New Open-Source AI Model Matches DeepSeek in Performance with Significantly Less Training Data

2025-02-14

An international research team from leading academic institutions and tech companies has recently unveiled a new model that is set to revolutionize the AI reasoning field. This model matches the performance of DeepSeek, one of China's most advanced AI systems, and even surpasses it in some areas.

OpenThinker-32B, developed by the Open Mind Alliance, achieved an accuracy rate of 90.6% on the MATH500 benchmark, slightly higher than DeepSeek's 89.4%.
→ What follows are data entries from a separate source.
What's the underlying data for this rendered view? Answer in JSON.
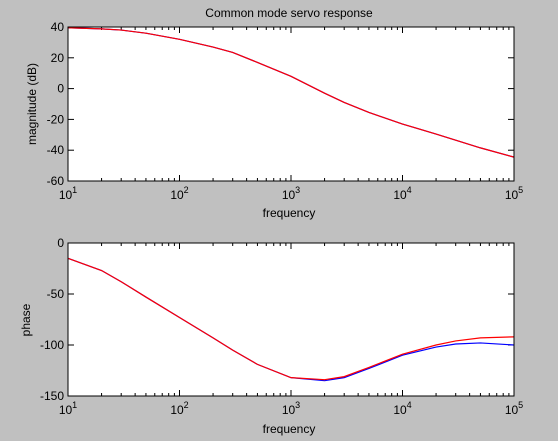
{
  "colors": {
    "background": "#c0c0c0",
    "axes": "#ffffff",
    "series_blue": "#0000ff",
    "series_red": "#ff0000"
  },
  "chart_data": [
    {
      "type": "line",
      "title": "Common mode servo response",
      "xlabel": "frequency",
      "ylabel": "magnitude (dB)",
      "xscale": "log",
      "xlim": [
        10,
        100000
      ],
      "ylim": [
        -60,
        40
      ],
      "xticks": [
        {
          "value": 10,
          "base": "10",
          "exp": "1"
        },
        {
          "value": 100,
          "base": "10",
          "exp": "2"
        },
        {
          "value": 1000,
          "base": "10",
          "exp": "3"
        },
        {
          "value": 10000,
          "base": "10",
          "exp": "4"
        },
        {
          "value": 100000,
          "base": "10",
          "exp": "5"
        }
      ],
      "yticks": [
        {
          "value": -60,
          "label": "-60"
        },
        {
          "value": -40,
          "label": "-40"
        },
        {
          "value": -20,
          "label": "-20"
        },
        {
          "value": 0,
          "label": "0"
        },
        {
          "value": 20,
          "label": "20"
        },
        {
          "value": 40,
          "label": "40"
        }
      ],
      "grid": false,
      "series": [
        {
          "color": "#0000ff",
          "x": [
            10,
            20,
            30,
            50,
            100,
            200,
            300,
            500,
            1000,
            2000,
            3000,
            5000,
            10000,
            20000,
            30000,
            50000,
            100000
          ],
          "y": [
            39.5,
            38.8,
            38,
            36,
            32,
            27,
            23.5,
            17,
            8,
            -3,
            -9,
            -15.5,
            -23,
            -29.5,
            -33.5,
            -38.5,
            -44.5
          ]
        },
        {
          "color": "#ff0000",
          "x": [
            10,
            20,
            30,
            50,
            100,
            200,
            300,
            500,
            1000,
            2000,
            3000,
            5000,
            10000,
            20000,
            30000,
            50000,
            100000
          ],
          "y": [
            39.5,
            38.8,
            38,
            36,
            32,
            27,
            23.5,
            17,
            8,
            -3,
            -9,
            -15.5,
            -23,
            -29.5,
            -33.5,
            -38.5,
            -44.5
          ]
        }
      ]
    },
    {
      "type": "line",
      "xlabel": "frequency",
      "ylabel": "phase",
      "xscale": "log",
      "xlim": [
        10,
        100000
      ],
      "ylim": [
        -150,
        0
      ],
      "xticks": [
        {
          "value": 10,
          "base": "10",
          "exp": "1"
        },
        {
          "value": 100,
          "base": "10",
          "exp": "2"
        },
        {
          "value": 1000,
          "base": "10",
          "exp": "3"
        },
        {
          "value": 10000,
          "base": "10",
          "exp": "4"
        },
        {
          "value": 100000,
          "base": "10",
          "exp": "5"
        }
      ],
      "yticks": [
        {
          "value": -150,
          "label": "-150"
        },
        {
          "value": -100,
          "label": "-100"
        },
        {
          "value": -50,
          "label": "-50"
        },
        {
          "value": 0,
          "label": "0"
        }
      ],
      "grid": false,
      "series": [
        {
          "color": "#0000ff",
          "x": [
            10,
            20,
            30,
            50,
            100,
            200,
            300,
            500,
            1000,
            2000,
            3000,
            5000,
            10000,
            20000,
            30000,
            50000,
            100000
          ],
          "y": [
            -15,
            -27,
            -38,
            -53,
            -73,
            -93,
            -105,
            -119,
            -132,
            -135,
            -132,
            -123,
            -110,
            -102,
            -99,
            -98,
            -100
          ]
        },
        {
          "color": "#ff0000",
          "x": [
            10,
            20,
            30,
            50,
            100,
            200,
            300,
            500,
            1000,
            2000,
            3000,
            5000,
            10000,
            20000,
            30000,
            50000,
            100000
          ],
          "y": [
            -15,
            -27,
            -38,
            -53,
            -73,
            -93,
            -105,
            -119,
            -132,
            -134,
            -131,
            -122,
            -109,
            -100,
            -96,
            -93,
            -92
          ]
        }
      ]
    }
  ]
}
The model also outperforms DeepSeek in general problem-solving tasks, scoring 61.6 on the GPQA-Diamond benchmark compared to DeepSeek's 57.6. On the LCBv2 benchmark, it scored a solid 68.9, demonstrating strong performance across diverse testing scenarios.

In other words, it outperforms the similar-scale DeepSeek R1 version in general scientific knowledge (GPQA-Diamond). It beat DeepSeek on MATH500 but fell short on the AIME benchmark—both tests aim to measure mathematical ability.
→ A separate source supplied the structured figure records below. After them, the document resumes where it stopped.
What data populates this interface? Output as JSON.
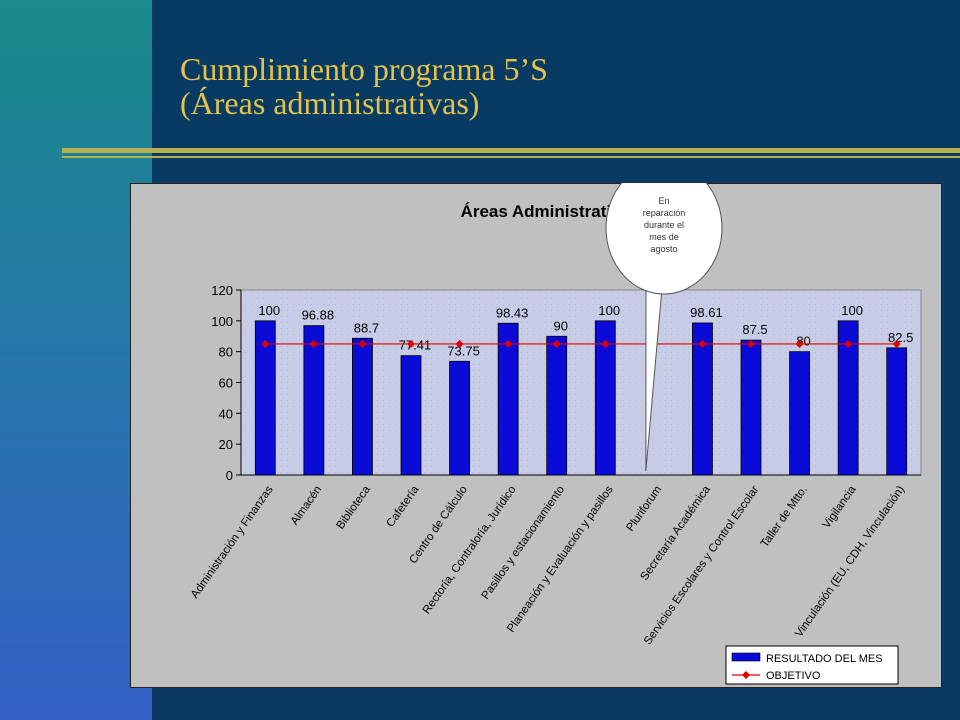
{
  "slide": {
    "title_line1": "Cumplimiento programa 5’S",
    "title_line2": "(Áreas administrativas)"
  },
  "colors": {
    "title": "#e5c24a",
    "bar": "#0b0bd8",
    "objective_line": "#e00000",
    "plot_bg": "#c7cde6",
    "chart_bg": "#c0c0c0",
    "callout_bg": "#ffffff"
  },
  "callout": {
    "lines": [
      "En",
      "reparación",
      "durante el",
      "mes de",
      "agosto"
    ]
  },
  "chart_data": {
    "type": "bar",
    "title": "Áreas Administrativas",
    "categories": [
      "Administración y Finanzas",
      "Almacén",
      "Biblioteca",
      "Cafetería",
      "Centro de Cálculo",
      "Rectoría, Contraloría, Jurídico",
      "Pasillos y estacionamiento",
      "Planeación y Evaluación y pasillos",
      "Pluriforum",
      "Secretaría Académica",
      "Servicios Escolares y Control Escolar",
      "Taller de Mtto.",
      "Vigilancia",
      "Vinculación (EU, CDH, Vinculación)"
    ],
    "series": [
      {
        "name": "RESULTADO DEL MES",
        "values": [
          100,
          96.88,
          88.7,
          77.41,
          73.75,
          98.43,
          90,
          100,
          null,
          98.61,
          87.5,
          80,
          100,
          82.5
        ],
        "labels": [
          "100",
          "96.88",
          "88.7",
          "77.41",
          "73.75",
          "98.43",
          "90",
          "100",
          "",
          "98.61",
          "87.5",
          "80",
          "100",
          "82.5"
        ]
      },
      {
        "name": "OBJETIVO",
        "values": [
          85,
          85,
          85,
          85,
          85,
          85,
          85,
          85,
          null,
          85,
          85,
          85,
          85,
          85
        ]
      }
    ],
    "yticks": [
      "0",
      "20",
      "40",
      "60",
      "80",
      "100",
      "120"
    ],
    "ylim": [
      0,
      120
    ],
    "legend_position": "bottom-right",
    "grid": false
  }
}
In coding, it lags slightly behind DeepSeek, scoring 68.9 versus 71.2. However, since the model is open-source, all these scores could significantly improve once people begin enhancing it.

This achievement stands out due to its efficiency: OpenThinker achieves these results with only 114,000 training samples, whereas DeepSeek uses 800,000.
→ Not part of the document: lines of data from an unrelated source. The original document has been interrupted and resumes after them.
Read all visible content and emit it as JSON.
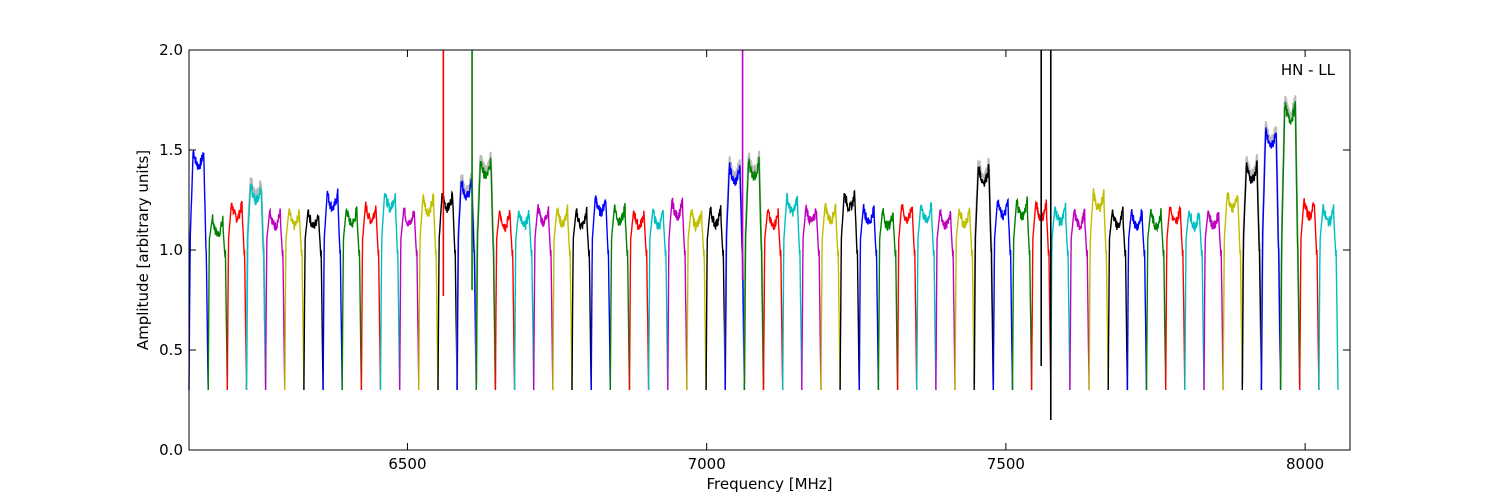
{
  "chart_data": {
    "type": "line",
    "title": "",
    "xlabel": "Frequency [MHz]",
    "ylabel": "Amplitude [arbitrary units]",
    "xlim": [
      6135,
      8075
    ],
    "ylim": [
      0.0,
      2.0
    ],
    "xticks": [
      6500,
      7000,
      7500,
      8000
    ],
    "xtick_labels": [
      "6500",
      "7000",
      "7500",
      "8000"
    ],
    "yticks": [
      0.0,
      0.5,
      1.0,
      1.5,
      2.0
    ],
    "ytick_labels": [
      "0.0",
      "0.5",
      "1.0",
      "1.5",
      "2.0"
    ],
    "grid": false,
    "legend": "none",
    "annotation": "HN - LL",
    "color_cycle": [
      "#0000ff",
      "#008000",
      "#ff0000",
      "#00bfbf",
      "#bf00bf",
      "#bfbf00",
      "#000000"
    ],
    "reference_color": "#bbbbbb",
    "channel_width_mhz": 32,
    "num_channels": 60,
    "start_freq": 6135,
    "channel_peaks": [
      1.5,
      1.16,
      1.24,
      1.33,
      1.2,
      1.2,
      1.2,
      1.29,
      1.21,
      1.23,
      1.29,
      1.21,
      1.27,
      1.29,
      1.35,
      1.45,
      1.2,
      1.2,
      1.22,
      1.21,
      1.2,
      1.27,
      1.22,
      1.2,
      1.2,
      1.25,
      1.2,
      1.21,
      1.42,
      1.45,
      1.2,
      1.27,
      1.22,
      1.23,
      1.29,
      1.22,
      1.2,
      1.23,
      1.23,
      1.2,
      1.21,
      1.42,
      1.25,
      1.25,
      1.24,
      1.22,
      1.2,
      1.29,
      1.2,
      1.2,
      1.2,
      1.22,
      1.2,
      1.2,
      1.29,
      1.43,
      1.6,
      1.73,
      1.25,
      1.22
    ],
    "spikes": [
      {
        "x": 6560,
        "ymin": 0.77,
        "ymax": 2.0,
        "color": "#ff0000"
      },
      {
        "x": 6608,
        "ymin": 0.8,
        "ymax": 2.0,
        "color": "#008000"
      },
      {
        "x": 7060,
        "ymin": 0.85,
        "ymax": 2.0,
        "color": "#bf00bf"
      },
      {
        "x": 7559,
        "ymin": 0.42,
        "ymax": 2.0,
        "color": "#000000"
      },
      {
        "x": 7575,
        "ymin": 0.15,
        "ymax": 2.0,
        "color": "#000000"
      }
    ]
  }
}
The OpenThoughts-114k dataset provides detailed metadata for each question, including correct solutions, test cases for code problems, starting code when necessary, and domain-specific information.

Its custom Curator framework verifies code solutions based on test cases, while AI reviewers handle mathematical validation.

The team reported using four nodes, each equipped with eight H100 GPUs, completing the process in approximately 90 hours. Another dataset containing 137,000 unverified samples was trained on Italy's Leonardo supercomputer, consuming 11,520 A100 hours in just 30 hours.

"Verification maintains quality while expanding the diversity and scale of training prompts," the team noted in their documentation. The study shows that even unverified versions perform well, though they do not reach the optimal results of verified models.

The model is built on Alibaba's Qwen2.5-32B-Instruct LLM and supports a moderate 16,000-token context window—sufficient for complex mathematical proofs and lengthy coding problems but significantly less than current standards.

This release comes at a time of intensifying competition in AI reasoning capabilities, seemingly progressing at the speed of thought. OpenAI announced on February 12 that all subsequent GPT-5 models will have reasoning capabilities. The following day, Elon Musk heavily promoted xAI's Grok-3 enhanced problem-solving ability, promising it would be the best reasoning model yet. Just hours before, Nous Research released another open-source reasoning model, DeepHermes, based on Meta's Llama 3.1.

Momentum in the field grew after DeepSeek demonstrated performance comparable to OpenAI’s o1, with costs significantly reduced. DeepSeek R1 can be freely downloaded, used, and modified, and its training techniques are openly shared.

However, unlike the Open Mind team, which decided to open-source everything, the DeepSeek development team keeps its training data confidential.

This key difference means developers may find it easier to understand OpenThinker and reproduce its results from scratch, as they have access to all the pieces of the puzzle.

For the broader AI community, this release reaffirms the feasibility of building competitive models without large proprietary datasets. Additionally, for Western developers still uncertain about using Chinese models, it could be a more trustworthy competitor—whether or not it is open-source.

OpenThinker is available for download on HuggingFace. A smaller, less powerful 7B-parameter model is also available for lower-end devices.

The Open Mind team includes researchers from various U.S. universities, such as Stanford, Berkeley, and UCLA, along with Germany's Jülich Supercomputing Centre. It is supported by the Toyota Research Institute in the U.S. and other participants in the EU's AI sector.